METATHEOREM: remove the use of choice in Completeness

[codyroux]

Is your feature request related to a problem? Please describe.
Sadly, we use choice in the proof of completeness, to pick a substitution which "lifts" an interpretation into the free magma quotiented by the laws.

equational_theories/equational_theories/Completeness.lean

Line 106 in e56c7bc

theorem PhiAsSubst_aux {α β γ} (Γ : Ctx α) (φ : β → FreeMagmaWithLaws γ Γ) :

Describe the solution you'd like
Ideally, we'd determine whether that use of choice is required (I strongly suspect that it is not) and remove it if possible. It's likely some use of the excluded middle are unavoidable though.

Describe alternatives you've considered
The alternative here is to do nothing.

Additional context
Here is a gorgeous proof of the same (slightly more general, actually) theorem in Agda by Andreas Abel.
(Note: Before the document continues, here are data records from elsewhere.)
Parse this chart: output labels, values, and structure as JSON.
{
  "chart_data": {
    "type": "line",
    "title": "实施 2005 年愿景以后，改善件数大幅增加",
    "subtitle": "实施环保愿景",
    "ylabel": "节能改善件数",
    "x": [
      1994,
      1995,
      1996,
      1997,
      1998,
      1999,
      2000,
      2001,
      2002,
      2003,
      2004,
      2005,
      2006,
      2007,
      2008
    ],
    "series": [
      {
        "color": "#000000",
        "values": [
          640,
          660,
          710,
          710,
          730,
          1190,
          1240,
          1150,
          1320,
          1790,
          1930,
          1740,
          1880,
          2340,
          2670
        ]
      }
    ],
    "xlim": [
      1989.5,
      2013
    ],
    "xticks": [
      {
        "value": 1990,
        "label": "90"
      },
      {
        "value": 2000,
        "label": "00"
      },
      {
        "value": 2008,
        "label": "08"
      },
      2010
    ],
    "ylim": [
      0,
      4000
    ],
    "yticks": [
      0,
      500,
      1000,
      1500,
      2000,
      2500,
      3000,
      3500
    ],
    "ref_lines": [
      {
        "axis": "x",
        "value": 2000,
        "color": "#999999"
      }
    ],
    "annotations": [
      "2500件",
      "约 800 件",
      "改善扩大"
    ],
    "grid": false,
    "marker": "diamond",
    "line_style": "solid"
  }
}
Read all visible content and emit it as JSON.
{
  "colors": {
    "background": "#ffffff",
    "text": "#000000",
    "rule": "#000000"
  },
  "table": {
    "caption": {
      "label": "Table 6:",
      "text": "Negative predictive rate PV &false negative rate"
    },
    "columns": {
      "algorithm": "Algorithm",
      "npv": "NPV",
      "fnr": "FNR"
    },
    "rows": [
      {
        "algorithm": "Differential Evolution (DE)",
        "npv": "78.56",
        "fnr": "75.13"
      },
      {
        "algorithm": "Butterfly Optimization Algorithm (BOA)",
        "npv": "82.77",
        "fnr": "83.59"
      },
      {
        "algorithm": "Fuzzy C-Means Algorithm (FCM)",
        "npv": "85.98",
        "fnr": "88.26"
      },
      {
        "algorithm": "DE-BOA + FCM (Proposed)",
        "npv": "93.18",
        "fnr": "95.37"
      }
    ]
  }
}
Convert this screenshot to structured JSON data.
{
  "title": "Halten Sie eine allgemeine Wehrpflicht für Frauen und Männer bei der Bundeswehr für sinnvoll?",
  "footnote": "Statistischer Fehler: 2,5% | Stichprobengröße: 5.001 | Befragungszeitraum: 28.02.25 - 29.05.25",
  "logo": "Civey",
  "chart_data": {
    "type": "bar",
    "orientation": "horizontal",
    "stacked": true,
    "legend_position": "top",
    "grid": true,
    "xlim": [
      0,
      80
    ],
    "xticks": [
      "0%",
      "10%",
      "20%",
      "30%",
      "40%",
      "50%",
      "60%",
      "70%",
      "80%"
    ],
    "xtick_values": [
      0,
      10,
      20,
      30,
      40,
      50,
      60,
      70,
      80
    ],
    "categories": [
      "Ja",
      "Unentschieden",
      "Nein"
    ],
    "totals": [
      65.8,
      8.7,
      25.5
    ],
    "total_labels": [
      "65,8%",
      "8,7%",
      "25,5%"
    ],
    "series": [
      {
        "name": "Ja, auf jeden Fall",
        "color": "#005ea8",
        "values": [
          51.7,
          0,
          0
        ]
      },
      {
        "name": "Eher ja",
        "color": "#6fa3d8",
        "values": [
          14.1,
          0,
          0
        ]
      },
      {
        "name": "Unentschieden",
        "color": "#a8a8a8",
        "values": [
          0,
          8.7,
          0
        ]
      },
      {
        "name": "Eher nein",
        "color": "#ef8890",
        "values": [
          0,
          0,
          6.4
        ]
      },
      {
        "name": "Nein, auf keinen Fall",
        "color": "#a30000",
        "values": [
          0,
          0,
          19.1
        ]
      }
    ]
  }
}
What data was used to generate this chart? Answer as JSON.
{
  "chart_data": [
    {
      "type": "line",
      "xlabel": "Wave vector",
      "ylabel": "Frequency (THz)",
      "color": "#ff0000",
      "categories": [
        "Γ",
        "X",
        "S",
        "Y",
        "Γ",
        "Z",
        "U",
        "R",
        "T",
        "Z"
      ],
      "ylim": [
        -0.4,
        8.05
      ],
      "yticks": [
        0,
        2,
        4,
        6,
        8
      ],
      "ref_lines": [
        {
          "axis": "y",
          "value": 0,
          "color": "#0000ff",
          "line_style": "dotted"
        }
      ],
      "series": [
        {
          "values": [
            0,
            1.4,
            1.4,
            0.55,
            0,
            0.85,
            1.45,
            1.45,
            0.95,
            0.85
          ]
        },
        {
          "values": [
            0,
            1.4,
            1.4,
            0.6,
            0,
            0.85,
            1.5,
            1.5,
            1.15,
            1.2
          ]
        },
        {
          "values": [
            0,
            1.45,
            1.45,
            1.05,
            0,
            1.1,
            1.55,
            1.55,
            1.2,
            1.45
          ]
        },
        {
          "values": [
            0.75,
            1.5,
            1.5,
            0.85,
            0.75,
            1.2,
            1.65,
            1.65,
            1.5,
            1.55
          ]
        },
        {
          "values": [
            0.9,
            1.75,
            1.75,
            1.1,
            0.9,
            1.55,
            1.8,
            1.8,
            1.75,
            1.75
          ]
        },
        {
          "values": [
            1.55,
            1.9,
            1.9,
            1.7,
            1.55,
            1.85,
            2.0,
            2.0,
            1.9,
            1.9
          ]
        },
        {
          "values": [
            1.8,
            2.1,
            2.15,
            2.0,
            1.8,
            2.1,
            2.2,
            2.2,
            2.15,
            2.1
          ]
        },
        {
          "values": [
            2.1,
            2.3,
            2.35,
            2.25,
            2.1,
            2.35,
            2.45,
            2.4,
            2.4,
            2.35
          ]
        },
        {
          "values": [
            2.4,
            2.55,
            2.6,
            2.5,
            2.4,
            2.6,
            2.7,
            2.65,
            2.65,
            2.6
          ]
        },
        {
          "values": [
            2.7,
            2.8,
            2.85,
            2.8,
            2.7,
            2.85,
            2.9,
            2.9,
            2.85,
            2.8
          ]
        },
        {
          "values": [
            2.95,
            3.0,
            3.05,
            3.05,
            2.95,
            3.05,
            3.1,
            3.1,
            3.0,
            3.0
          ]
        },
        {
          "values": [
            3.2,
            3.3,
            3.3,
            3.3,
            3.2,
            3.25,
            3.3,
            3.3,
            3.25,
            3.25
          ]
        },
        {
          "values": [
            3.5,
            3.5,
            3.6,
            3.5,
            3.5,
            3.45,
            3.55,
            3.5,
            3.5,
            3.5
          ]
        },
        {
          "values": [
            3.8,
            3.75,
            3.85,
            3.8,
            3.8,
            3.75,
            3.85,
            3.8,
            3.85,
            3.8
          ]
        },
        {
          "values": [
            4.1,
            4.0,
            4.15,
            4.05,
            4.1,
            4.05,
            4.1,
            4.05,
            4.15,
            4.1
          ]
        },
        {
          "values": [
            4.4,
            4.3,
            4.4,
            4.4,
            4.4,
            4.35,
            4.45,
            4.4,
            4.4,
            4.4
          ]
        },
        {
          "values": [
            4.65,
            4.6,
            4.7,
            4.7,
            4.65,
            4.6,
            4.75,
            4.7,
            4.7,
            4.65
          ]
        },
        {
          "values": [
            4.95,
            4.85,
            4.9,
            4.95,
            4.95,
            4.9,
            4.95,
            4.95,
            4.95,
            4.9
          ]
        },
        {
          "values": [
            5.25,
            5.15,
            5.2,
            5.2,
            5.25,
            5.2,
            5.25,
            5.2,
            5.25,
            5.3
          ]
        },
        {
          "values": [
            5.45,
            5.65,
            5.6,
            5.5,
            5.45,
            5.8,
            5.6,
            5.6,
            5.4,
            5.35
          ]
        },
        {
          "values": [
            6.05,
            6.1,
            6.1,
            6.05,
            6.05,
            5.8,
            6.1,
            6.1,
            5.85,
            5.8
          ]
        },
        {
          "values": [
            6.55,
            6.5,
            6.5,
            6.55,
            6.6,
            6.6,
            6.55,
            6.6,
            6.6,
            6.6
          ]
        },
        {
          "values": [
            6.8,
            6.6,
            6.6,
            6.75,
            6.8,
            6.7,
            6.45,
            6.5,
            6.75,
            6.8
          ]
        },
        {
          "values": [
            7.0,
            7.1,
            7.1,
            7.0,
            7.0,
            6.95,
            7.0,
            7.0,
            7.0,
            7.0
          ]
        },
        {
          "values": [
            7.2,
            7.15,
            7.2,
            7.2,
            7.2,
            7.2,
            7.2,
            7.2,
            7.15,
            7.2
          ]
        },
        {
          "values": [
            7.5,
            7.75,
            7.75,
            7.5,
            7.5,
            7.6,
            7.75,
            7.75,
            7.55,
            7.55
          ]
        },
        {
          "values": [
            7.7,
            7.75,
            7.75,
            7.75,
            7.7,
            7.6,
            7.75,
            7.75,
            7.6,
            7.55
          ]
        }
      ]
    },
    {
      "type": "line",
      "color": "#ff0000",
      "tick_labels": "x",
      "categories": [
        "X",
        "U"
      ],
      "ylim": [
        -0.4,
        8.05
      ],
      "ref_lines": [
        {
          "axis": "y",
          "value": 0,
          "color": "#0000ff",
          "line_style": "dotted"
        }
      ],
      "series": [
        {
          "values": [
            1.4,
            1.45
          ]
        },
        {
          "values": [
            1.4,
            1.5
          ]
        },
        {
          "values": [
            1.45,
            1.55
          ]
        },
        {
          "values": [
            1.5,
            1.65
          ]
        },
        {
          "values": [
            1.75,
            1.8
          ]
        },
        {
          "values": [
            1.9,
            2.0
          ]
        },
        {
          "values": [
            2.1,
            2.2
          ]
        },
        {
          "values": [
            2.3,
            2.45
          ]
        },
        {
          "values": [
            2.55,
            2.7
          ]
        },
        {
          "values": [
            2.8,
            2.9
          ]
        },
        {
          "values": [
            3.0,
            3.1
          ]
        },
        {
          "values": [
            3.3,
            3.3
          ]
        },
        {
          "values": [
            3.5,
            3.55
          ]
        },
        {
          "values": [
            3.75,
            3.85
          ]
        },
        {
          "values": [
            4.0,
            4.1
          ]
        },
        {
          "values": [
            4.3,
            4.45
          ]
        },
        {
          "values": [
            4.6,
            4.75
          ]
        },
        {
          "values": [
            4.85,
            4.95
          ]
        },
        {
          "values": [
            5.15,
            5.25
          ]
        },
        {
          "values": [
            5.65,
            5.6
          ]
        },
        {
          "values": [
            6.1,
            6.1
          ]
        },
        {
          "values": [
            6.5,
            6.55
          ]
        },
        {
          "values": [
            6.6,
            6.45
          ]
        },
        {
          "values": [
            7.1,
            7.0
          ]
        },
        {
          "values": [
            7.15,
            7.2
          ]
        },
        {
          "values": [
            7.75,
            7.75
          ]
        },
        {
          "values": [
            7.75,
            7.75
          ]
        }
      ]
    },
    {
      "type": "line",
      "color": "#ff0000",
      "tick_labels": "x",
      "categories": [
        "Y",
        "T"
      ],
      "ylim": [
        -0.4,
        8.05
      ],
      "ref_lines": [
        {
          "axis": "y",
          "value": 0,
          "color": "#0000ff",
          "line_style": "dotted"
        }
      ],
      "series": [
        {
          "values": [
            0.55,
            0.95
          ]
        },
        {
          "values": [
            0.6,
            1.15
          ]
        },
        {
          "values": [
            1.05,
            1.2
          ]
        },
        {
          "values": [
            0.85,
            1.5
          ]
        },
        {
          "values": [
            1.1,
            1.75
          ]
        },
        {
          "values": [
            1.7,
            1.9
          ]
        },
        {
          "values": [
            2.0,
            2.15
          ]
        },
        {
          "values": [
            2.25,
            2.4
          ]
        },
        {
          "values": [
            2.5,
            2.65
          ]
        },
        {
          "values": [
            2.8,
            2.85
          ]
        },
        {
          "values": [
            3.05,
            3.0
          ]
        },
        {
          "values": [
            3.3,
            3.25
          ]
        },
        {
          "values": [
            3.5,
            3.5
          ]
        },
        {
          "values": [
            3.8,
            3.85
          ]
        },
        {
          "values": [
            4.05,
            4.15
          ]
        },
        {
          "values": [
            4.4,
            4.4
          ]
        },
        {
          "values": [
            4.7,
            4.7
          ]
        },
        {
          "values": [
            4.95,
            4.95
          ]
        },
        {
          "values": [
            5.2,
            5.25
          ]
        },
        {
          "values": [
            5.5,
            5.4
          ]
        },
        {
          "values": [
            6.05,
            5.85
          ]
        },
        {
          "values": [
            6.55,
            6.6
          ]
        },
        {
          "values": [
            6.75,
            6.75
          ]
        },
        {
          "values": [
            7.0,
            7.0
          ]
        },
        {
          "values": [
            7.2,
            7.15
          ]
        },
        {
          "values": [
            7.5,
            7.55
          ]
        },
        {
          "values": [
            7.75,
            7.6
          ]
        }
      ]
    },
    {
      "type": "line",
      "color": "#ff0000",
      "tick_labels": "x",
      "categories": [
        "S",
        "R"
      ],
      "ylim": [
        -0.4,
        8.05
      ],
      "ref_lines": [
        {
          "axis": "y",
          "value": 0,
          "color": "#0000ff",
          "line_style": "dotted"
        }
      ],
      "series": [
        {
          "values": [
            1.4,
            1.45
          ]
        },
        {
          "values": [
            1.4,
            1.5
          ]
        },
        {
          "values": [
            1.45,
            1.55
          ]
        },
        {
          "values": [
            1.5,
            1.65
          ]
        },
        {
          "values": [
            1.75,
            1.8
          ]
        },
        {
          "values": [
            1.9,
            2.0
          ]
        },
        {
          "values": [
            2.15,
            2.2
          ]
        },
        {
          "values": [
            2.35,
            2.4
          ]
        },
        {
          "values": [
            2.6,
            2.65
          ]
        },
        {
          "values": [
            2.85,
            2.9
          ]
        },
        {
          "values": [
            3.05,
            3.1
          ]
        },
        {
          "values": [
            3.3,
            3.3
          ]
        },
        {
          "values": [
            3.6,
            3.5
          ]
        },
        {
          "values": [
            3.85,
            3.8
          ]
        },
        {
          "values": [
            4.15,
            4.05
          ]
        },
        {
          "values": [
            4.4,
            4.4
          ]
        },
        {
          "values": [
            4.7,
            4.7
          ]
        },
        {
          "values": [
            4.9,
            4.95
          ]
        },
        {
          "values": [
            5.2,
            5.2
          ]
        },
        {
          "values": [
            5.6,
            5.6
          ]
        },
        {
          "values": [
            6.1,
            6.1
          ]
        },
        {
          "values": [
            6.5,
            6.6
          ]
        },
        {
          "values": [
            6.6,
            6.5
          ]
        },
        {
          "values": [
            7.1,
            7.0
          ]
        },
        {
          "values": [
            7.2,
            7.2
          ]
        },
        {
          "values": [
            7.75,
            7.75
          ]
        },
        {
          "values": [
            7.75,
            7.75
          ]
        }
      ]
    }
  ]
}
One could simply carry out an identical proof. https://www.cse.chalmers.se/~abela/agda/MultiSortedAlgebra.pdf

[teorth]

While not essential to the rest of the project (at least, not yet), this is an aesthetically nice improvement to the proof, so if you want to volunteer for this project, be my guest. (It seems that you could also help get the ball rolling on formalizing the abstract nonsense chapter as well, which is a bit more tied to the rest of the project, so you could consider directing effort to that direction instead in the near-term. Of course it is up to you.)

[codyroux]

I'm having a rough work week, but if it's still up for grabs after I'd be happy to.

I should note that the Abel exercise doesn't actually trivially solve the problem (I now realize): it works in setoids rather than quotient types, so the "get a representative" function is trivially constructive: it's the identity. In some sense it proves something weaker: the models in which equality is an arbitrary relation are complete.

I'll have to take a closer look at the proof.